Was losing Conan O'Brien finanically good for NBC?

It cost them, I think, $45 million to lose Conan, most of which went to Conan and the rest to his staff.

Has it worked out? Has Jay’s return increased ratings enough to make profit from advertising to make up that gap?

Or is it too early to tell still?

NBC just slashed The Tonight Show’s staff and Leno gave back a rumored $5 million in his own salary to save two dozen more jobs. The story they let out was that The Tonight Show breaks even rather than earning money.

I don’t know how much credence to put into that. Leno consistently beats Letterman in ratings (including the younger demographic) and nobody claims that Letterman loses money. (Although CBS did claw back a chunk of money from his production company Worldwide Pants as far back as 2009.) And ABC is dumping Nightline (making it later, but that’s dumping it) to move Jimmy Kimmel up to 11:35 to take on Letterman and Leno head-to-head-to-even-larger-head. You don’t do that if you only expect to break even.

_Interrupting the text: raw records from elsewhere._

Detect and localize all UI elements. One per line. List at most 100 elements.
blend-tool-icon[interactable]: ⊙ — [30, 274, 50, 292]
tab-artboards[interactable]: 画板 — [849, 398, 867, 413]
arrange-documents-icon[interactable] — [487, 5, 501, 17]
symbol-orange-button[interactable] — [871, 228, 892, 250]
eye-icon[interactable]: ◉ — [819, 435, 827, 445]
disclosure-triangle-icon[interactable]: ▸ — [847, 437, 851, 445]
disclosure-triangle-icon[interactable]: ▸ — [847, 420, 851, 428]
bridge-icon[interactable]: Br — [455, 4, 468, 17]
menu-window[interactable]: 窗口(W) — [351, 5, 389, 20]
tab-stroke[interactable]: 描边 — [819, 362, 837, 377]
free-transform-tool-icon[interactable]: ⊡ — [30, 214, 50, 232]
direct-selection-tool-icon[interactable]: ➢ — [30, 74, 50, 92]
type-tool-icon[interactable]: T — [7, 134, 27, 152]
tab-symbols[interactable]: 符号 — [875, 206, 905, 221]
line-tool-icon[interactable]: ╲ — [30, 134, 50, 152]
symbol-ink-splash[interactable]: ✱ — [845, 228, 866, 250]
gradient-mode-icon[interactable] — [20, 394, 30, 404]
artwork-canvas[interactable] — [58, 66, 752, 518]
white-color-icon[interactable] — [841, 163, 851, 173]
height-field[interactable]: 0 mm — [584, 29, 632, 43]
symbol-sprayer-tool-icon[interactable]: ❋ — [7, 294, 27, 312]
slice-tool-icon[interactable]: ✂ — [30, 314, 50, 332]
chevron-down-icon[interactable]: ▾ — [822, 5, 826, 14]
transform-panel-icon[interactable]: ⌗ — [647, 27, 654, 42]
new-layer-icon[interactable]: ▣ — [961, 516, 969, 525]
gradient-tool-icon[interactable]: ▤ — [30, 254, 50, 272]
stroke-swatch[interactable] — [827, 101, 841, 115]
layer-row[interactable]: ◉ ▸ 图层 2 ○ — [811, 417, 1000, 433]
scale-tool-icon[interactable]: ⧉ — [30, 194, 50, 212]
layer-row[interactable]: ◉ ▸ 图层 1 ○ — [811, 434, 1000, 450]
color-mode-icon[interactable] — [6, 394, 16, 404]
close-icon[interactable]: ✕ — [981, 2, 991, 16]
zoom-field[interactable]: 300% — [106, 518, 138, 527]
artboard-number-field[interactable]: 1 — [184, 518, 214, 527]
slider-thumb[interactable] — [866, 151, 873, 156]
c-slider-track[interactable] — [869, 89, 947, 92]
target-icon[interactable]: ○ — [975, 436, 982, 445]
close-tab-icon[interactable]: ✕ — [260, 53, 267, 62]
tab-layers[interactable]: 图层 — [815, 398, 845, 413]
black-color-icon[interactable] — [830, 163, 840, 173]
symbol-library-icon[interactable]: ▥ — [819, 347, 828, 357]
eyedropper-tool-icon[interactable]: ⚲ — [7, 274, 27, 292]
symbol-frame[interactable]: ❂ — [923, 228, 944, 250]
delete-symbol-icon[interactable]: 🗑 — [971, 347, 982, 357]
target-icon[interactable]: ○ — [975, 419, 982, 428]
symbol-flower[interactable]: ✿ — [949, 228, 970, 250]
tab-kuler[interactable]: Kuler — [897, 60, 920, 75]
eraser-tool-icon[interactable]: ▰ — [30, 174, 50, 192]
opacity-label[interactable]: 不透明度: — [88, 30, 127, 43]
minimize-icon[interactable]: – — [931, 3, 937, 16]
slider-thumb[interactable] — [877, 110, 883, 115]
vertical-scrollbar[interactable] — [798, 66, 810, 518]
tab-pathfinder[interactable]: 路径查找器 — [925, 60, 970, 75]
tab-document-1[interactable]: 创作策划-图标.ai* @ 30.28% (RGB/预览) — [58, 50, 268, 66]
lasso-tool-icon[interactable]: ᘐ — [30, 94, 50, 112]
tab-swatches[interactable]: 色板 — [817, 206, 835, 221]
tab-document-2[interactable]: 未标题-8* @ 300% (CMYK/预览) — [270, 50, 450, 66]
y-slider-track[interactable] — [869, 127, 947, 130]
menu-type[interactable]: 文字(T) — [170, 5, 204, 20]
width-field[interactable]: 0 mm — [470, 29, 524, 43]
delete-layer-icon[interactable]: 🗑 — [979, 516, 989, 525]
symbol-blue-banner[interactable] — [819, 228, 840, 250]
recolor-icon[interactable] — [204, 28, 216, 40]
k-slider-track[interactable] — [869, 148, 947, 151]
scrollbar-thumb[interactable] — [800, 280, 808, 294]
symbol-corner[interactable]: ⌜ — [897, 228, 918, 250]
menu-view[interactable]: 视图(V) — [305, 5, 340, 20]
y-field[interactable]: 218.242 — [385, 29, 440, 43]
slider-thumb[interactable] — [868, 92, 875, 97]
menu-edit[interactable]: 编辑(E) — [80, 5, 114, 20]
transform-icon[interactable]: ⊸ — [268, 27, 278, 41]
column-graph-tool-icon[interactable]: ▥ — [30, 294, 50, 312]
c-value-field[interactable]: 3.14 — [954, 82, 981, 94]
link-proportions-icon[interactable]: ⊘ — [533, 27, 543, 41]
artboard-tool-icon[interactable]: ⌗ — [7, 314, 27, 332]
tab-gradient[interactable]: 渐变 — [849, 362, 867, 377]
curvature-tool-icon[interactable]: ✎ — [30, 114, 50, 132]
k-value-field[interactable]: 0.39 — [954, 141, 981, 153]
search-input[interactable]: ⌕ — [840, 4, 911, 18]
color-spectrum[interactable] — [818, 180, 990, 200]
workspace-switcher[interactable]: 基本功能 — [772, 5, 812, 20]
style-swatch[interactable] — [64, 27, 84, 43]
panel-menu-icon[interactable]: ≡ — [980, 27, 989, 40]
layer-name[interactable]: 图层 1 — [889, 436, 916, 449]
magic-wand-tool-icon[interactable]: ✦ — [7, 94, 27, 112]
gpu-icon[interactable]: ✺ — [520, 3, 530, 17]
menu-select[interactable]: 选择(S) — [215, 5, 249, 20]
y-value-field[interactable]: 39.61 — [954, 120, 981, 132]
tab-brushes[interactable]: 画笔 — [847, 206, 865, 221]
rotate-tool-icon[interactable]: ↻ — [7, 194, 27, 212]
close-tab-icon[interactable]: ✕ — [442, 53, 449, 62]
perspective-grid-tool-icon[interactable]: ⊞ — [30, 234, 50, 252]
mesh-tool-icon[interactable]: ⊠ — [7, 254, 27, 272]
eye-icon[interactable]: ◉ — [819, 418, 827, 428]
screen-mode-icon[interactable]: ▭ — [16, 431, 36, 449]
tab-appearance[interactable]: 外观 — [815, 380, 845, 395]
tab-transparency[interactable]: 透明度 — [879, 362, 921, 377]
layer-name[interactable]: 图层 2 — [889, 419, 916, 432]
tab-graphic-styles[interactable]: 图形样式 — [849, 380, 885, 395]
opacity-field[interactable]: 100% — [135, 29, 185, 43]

Leno outdraw Conan from the moment he switched back and has beaten Letterman the vast majority of the time. That’s two years of far better ratings and therefore commercial charges than Conan could have given them and the expectation of more. In strictly monetary terms I’d bet that was worth $45 million.

There’s no possibility that a late night show could ever be worth the hundreds of millions a year that Carson brought in. The world has changed too much. I wouldn’t feel too sorry for NBC’s late night. Whatever happened there is peanuts compared to how much being the 4th place prime time network since 2004 has cost them.

On top of what** Expano said, network TV finances are a funny thing. Technically, both the Conan edition of Tonight and the Jay Leno Show actually made NBC money, despite their low ratings. However, NBC affiliates were screaming that their local newscasts were suffering, and some were threatening to take Leno off and run other programming in its place.

I seem to recall that had NBC cut Leno loose, they would have been on the hook for even more than $45 million and the network was more afraid of Leno jumping to cable than Conan. It may have been a simple case that the network decided losing Conan was the least-bad scenario.

this is true but many Coco-bots used Leno’s 10pm EST show as a flop to blame for Conans poor Tonight Show ratings, they convienently forget that Leno’s last Tonight Show was in late May, Conan took over in early June and Leno’s 10pm show didn’t start until mid September.

Conan’s ratings were always, even in the coveted younger demographic, worse than Lettermans, (after leno basically beating Letterman for years and years) and O’Brien had an over 3 month head start over leno’s failed 10pm show.

3 months is very little. A late night talk show needs a year to prove out. I’m not in the bag for Conan, either. The only one worth watching right now is Craig Ferguson.

I wonder how much money Craig’s show saves by not employing a band. It’s not like having a house band really adds a lot to these shows. Probably the only one that would really be missed is Conan’s because he uses Labamba and a few of the others in a lot of skits.

Craig Ferguson’s really is the only truly great late night TV show. Sorry for the hijack and not addressing the OP.

You have to also consider that the Conan experiment allow them to move Jay to 10pm, and cancel a bunch of scripted shows which cost more money (altthough Leno got worse rating than those shows). I think in the end, they likely made out well enough financially that losing Conan, in the shitty way they did it, was a net positive.

Technology has improved a lot in the last few decades. When will they bring back a clone of Carson? That should do the trick.

According to Bill Carter’s The War for Late Night, while Conan’s total ratings for the Tonight Show were lower than Leno’s, he achieved a pronounced demographic shift, lowering the median age of Tonight Show viewers by ten years. At the same time, older people who had been watching Leno at 11:30 switched to Letterman, bringing his total numbers up but making him demographically less desirable. While the press tended to report on the total numbers during the crisis, it was well known within NBC that Conan was attracting younger viewers and was profitable.

People tend to forget that the crisis was not due to favoritism and was only slightly due to Jay’s talent for Machiavellian manipulation. NBC wanted desperately to keep both Conan and Leno. In 2005, they had assumed wrongly that Leno would retire five years hence when they guaranteed the 11:30 slot to Conan. But instead, Leno started serious negotiations with ABC and Fox, a direct threat to Conan’s new Tonight Show. The 10pm slot was seen as a way to protect Conan from competing with Leno, while at the same time a brilliant move to save NBC tons of money in producing 10pm scripted programming.

Of course, it didn’t work out that way, and the affiliates revolted. That led to NBC’s plan to push Conan back half an hour (again, they wanted to keep both of them) which Conan rejected.

Did he really? Where did you read that? I’m interested.